Story: Morning.
Me: Hi.
Story: Ready to work?
Me: No, I”ve decided I’m only going to work at night from midnight to two. It gives me a nice two hour window of peace and quiet.
Story: Hoo boy. What fresh hell is this?
Me: What do you mean?
Story: This is not your normal routine.
Me: What does that matter? I’m a writer. I should be able to write anywhere at anytime.
Story: I agree with that…up to a point. But you have already developed a comfort zone in which you are able to write professionally and succinctly. Why do you want to mess with that schedule now?
Me: I was reading online about how this one successful writer practices his craft. He’s a bestseller so he must know what he is doing. He only writes between midnight and two a.m. and he drinks Earl Grey Tea. I have to get some Earl Gray Tea, too, and drink it out of a handmade clay pot sold exclusively from a New Mexican shop in Mesilla. I have to special order it and it will take six mlonths to get here because they have to carry the clay from the caldera of an extinct volcano in Central Mexico out by donkey. But that’s okay, I can wait. And he uses a BackSlacker-Max 2000 chair with multi-hydraulic pump and special cells that massage the lumbar region so he doesn’t t get stiff sitting up for two hours while writing five hundred words, no more, no less. I figure I do all that and I’ll have it made.
Story: Okay, before we have you committed, let me ask you something. Do you think there is a magic bullet to writing? Some magic key or special handshake successful writers know about?
Me: Of course not, but I would be a fool not to take a look at what other writers do and see if maybe I could implement some of their methods for my own purposes.
Story: True…but again only up to a point. Look, what you need to do is take bits and pieces from other writers, try them out, and discard what doesn’t work and keep what does. You’re not a robot. All writers don’t operate the same way. I know some who write everyday, some who write only in the morning, some who only write when they feel the story is ready to be written. They all have one thing in common, though, they do what is right for them.
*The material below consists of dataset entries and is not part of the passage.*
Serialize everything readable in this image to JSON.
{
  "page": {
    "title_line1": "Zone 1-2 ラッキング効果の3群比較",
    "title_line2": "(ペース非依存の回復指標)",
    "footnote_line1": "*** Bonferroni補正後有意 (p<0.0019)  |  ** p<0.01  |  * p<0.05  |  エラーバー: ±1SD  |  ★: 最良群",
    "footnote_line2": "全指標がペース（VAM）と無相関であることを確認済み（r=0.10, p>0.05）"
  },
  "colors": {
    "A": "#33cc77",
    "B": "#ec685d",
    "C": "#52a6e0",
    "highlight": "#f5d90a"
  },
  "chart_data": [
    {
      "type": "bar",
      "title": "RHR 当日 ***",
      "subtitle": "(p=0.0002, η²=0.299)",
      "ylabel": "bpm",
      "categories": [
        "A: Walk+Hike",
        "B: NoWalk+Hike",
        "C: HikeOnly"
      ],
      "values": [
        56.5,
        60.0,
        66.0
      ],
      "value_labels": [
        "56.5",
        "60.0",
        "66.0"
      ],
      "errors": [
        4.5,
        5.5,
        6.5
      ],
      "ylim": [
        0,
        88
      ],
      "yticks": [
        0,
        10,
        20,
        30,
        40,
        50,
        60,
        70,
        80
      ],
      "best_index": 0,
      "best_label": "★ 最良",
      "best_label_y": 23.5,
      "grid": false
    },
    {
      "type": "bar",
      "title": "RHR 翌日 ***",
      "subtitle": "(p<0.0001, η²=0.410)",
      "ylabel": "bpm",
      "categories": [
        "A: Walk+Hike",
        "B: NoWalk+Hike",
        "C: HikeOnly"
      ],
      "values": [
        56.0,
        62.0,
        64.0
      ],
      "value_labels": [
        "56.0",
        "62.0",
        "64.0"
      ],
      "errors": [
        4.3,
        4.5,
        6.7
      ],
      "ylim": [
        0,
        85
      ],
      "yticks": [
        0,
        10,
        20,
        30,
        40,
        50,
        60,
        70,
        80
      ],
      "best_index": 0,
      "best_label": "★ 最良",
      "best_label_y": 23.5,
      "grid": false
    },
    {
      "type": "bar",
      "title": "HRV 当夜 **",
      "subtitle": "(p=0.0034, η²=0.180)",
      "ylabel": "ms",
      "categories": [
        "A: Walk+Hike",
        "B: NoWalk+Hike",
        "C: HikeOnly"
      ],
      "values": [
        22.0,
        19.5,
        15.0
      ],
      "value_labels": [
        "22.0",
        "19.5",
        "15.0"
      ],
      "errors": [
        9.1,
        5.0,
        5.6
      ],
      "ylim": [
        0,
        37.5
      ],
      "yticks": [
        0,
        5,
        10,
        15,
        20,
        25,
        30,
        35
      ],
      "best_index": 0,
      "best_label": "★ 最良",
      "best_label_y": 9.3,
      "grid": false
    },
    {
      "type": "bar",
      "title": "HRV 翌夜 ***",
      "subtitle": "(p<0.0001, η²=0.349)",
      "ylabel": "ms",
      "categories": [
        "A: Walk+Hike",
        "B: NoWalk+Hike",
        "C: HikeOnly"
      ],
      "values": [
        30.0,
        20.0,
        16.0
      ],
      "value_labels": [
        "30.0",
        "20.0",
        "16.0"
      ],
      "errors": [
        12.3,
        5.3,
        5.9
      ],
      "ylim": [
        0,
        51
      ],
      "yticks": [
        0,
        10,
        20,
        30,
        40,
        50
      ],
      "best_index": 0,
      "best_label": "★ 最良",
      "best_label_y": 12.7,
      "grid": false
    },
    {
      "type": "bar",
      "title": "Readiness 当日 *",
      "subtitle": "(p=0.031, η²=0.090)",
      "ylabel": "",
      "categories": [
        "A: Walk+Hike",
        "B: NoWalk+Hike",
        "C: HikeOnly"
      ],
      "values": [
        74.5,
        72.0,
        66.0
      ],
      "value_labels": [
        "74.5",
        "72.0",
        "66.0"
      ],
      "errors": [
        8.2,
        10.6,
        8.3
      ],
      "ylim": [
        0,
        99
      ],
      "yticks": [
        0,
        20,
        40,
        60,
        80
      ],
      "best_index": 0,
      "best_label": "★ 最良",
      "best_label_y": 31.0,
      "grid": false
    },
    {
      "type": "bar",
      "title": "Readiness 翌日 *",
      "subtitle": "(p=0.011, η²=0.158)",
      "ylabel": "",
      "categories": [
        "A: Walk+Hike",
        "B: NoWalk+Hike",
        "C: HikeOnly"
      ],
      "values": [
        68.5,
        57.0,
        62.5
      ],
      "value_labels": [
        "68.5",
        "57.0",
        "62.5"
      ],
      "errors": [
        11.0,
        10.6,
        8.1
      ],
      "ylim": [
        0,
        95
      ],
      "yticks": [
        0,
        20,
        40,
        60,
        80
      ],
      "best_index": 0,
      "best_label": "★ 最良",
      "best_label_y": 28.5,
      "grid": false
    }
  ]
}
Me: But I want to do this right.
Story: There is no correct way to write. Or wrong way for that matter. If you come to this profession thinking that way you are going to be in trouble. So stop thinking like that. You can’t become someone else, not in any facet of life. Find what works for you and stick with it. You don’t need special chairs or super clay pots or anything like that. What you need is a comfort zone that allows you to think and work on your story. Don’t get hung up because you’re doing it differently than another writer. There is no one way to write. What necessarily works for him might not work for you, and vice versa. You choose a million writers and they will work their craft a million different ways. Concentrate on you, on what works for you. You can experiment with process if you want; nothing wrong there. You probably should. This is not a static profession. Creativity is never static. But forget about trying to step into someone else’s shoes. Trust yourself, and trust your own instincts. You don’t have to become someone else. All you have to do is become you.
Me: Okay. But can I still have a cup of tea?
Story: With lemon sounds good.
Me: Story, you make me feel so silly sometimes.
Story: Well, you often don’t have far to go. Now let’s get to work.